NUSA DUA – Harga Crude Palm Oil ( CPO ) berpotensi membumbung tinggi pada 2025 seiring kenaikan permintaan berkat sektor biofuel di tempat berada dalam produksi nasional yang cenderung stagnan. Di balik cerahnya prospek harga, terdapat risiko CPO kehilangan pamor sebagai minyak nabati terbaik dengan nilai tukar yang dimaksud rendah.
Executive Director ISTA Mielke Gmbh, Thomas Mielke memporyeksikan tarif CPO pada 2025 masih akan mengalami peningkatan. Namun, pihaknya khawatir kesempatan yang dimaksud justru mendapatkan respons negatif dari para konsumer. Pasalnya, peningkatan biaya akan menghasilkan para produsen biofuel enggan menggunakan CPO sebagai substansi baku utama.
Mielke mengamati banyak sektor biofuel di tempat Amerika maupun Eropa mengalami tekanan secara kinerja keuangan. Bahkan Brasil berniat memundurkan inisiatif mandatori biodiesel jikalau biaya terus menanjak.
“Bila pemerintahan Indonesia memaksakan inisiatif B40 maka nilai tukar minyak nabati seperti CPO juga soya akan mengalami kenaikan setidaknya 10%-15% untuk memenuhi permintaan bagi sektor pangan maupun lainnya,” ujar Mielke pada rangkaian acara IPOC 2024, dalam Nusa Dua, Bali, diambil Hari Sabtu (9/11/2024).
Adapun yang tersebut menjadi perhatian adalah produktivitas CPO Indonesia yang cenderung stagnan sampai 2026. Mielke menilai kenaikan tarif minyak nabati akan dimanfaatkan oleh produsen Canola, Rapeseed, kemudian Sunflowers untuk memperluas wilayah.

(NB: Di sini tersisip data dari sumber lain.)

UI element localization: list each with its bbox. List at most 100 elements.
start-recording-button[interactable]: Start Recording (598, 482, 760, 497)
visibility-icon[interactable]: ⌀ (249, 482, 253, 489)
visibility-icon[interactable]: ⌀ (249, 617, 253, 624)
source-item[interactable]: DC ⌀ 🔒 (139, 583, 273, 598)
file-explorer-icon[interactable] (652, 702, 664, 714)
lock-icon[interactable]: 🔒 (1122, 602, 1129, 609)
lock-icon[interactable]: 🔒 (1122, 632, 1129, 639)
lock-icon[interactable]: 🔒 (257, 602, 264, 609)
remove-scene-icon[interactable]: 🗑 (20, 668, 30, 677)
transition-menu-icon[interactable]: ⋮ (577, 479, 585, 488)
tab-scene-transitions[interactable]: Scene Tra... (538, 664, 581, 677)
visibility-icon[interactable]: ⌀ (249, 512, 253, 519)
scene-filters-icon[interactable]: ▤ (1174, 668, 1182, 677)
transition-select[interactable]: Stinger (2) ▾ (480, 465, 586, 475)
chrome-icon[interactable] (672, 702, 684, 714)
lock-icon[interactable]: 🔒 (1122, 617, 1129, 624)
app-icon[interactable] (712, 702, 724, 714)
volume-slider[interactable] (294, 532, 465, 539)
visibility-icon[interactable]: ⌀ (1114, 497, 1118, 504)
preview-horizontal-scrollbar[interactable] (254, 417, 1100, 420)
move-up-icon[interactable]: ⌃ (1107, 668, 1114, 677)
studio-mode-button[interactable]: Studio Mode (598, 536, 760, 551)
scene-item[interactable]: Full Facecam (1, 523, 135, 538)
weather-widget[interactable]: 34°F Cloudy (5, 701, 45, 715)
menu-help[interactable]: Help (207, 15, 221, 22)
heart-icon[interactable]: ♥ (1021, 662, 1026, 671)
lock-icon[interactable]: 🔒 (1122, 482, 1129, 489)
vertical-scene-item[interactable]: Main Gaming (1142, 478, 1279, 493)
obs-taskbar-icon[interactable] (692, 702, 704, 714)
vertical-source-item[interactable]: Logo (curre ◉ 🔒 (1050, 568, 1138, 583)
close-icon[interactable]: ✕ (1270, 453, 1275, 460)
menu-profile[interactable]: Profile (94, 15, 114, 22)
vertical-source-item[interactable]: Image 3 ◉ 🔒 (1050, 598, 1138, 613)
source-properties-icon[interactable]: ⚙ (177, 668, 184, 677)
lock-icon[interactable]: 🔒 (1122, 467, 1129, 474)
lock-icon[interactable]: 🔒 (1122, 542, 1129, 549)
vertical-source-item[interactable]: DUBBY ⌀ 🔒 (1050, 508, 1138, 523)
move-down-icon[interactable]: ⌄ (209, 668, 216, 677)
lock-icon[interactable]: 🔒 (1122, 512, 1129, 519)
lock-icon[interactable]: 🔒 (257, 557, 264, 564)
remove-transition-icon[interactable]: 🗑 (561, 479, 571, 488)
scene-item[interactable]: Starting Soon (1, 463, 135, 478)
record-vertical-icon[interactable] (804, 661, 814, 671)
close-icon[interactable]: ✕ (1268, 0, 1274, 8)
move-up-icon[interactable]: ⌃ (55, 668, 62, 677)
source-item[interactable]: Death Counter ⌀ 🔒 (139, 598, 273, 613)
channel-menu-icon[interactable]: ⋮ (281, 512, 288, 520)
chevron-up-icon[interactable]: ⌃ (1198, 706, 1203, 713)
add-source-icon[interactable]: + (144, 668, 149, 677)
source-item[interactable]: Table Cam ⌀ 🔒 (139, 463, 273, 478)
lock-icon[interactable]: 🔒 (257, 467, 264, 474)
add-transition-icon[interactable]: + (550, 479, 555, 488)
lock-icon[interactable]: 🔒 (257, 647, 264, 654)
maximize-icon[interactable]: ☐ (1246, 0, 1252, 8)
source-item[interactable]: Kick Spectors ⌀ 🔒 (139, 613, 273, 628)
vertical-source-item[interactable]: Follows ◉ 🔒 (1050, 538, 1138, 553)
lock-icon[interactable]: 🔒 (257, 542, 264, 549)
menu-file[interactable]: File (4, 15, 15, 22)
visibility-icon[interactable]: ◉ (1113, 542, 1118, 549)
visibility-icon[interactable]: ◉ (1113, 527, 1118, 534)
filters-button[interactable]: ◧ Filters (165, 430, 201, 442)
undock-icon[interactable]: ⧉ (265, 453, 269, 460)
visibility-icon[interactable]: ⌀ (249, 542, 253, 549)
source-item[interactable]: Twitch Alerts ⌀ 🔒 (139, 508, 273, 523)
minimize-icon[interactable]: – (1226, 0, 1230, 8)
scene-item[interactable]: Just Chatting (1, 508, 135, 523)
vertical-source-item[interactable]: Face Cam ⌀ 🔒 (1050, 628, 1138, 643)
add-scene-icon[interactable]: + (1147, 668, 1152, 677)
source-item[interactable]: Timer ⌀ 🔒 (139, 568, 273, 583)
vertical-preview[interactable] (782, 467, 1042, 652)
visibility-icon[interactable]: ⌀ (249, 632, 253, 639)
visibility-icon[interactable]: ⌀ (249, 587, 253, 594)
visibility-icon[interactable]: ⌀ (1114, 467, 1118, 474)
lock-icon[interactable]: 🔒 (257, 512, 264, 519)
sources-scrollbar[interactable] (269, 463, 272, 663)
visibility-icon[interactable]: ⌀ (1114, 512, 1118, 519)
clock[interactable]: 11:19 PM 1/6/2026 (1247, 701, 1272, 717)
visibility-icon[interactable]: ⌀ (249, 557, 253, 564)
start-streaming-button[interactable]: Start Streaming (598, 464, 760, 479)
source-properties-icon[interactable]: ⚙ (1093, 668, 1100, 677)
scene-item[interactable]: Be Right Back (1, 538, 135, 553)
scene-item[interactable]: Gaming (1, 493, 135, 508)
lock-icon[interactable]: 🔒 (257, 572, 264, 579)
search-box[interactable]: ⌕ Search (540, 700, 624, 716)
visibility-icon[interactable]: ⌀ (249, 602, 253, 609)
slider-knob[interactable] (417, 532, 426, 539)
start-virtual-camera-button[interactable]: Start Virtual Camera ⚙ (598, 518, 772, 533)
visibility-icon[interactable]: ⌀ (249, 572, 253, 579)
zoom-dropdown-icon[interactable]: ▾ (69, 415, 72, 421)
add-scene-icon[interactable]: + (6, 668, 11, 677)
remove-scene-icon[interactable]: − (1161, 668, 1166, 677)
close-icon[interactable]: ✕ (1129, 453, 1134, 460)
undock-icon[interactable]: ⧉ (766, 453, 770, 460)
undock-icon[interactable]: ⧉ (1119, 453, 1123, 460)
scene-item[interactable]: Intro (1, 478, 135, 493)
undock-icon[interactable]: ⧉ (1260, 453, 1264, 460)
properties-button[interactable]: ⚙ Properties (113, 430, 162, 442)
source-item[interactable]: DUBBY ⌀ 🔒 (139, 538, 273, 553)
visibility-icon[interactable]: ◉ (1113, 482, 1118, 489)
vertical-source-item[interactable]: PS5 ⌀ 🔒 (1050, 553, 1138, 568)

Di sisi lain, kebun-kebun kelapa sawit di dalam Indonesia berada dalam mengalami moratorium kendati sebagian sudah ada memasuki usia replanting yang mana berakibat pada penurunan yield.
Director Godrej International Ltd, Dorab Mistry memperkirakan harga jual CPO semester I-2025 bisa saja menembus level MYR5.000 per ton. Perbaikan tarif terjadi seiring menurunnya produksi pada Indonesia dan juga Thailand. Dia menganggap bila tren kenaikan biaya CPO terus berlanjut akan berdampak pada level kompetitif dengan minyak nabati lainnya.
Pada kesempatan tersebut, Managing Director Glenauk Economics, Julian Mc Gill menambahkan pada waktu ini CPO termasuk di minyak nabati premium seperti rapeseed. Menurutnya kenaikan biaya CPO adalah refleksi dari minimnya ketersediaan di tempat pasar.
“Perlambatan peningkatan lahan perkebunan menyebabkan pasokan minyak sawit menjadi stagnan. Lihat, ekspor minyak sawit mencapai puncaknya pada 2019 lalu tidaklah pernah kembali ke level tersebut,” jelasnya.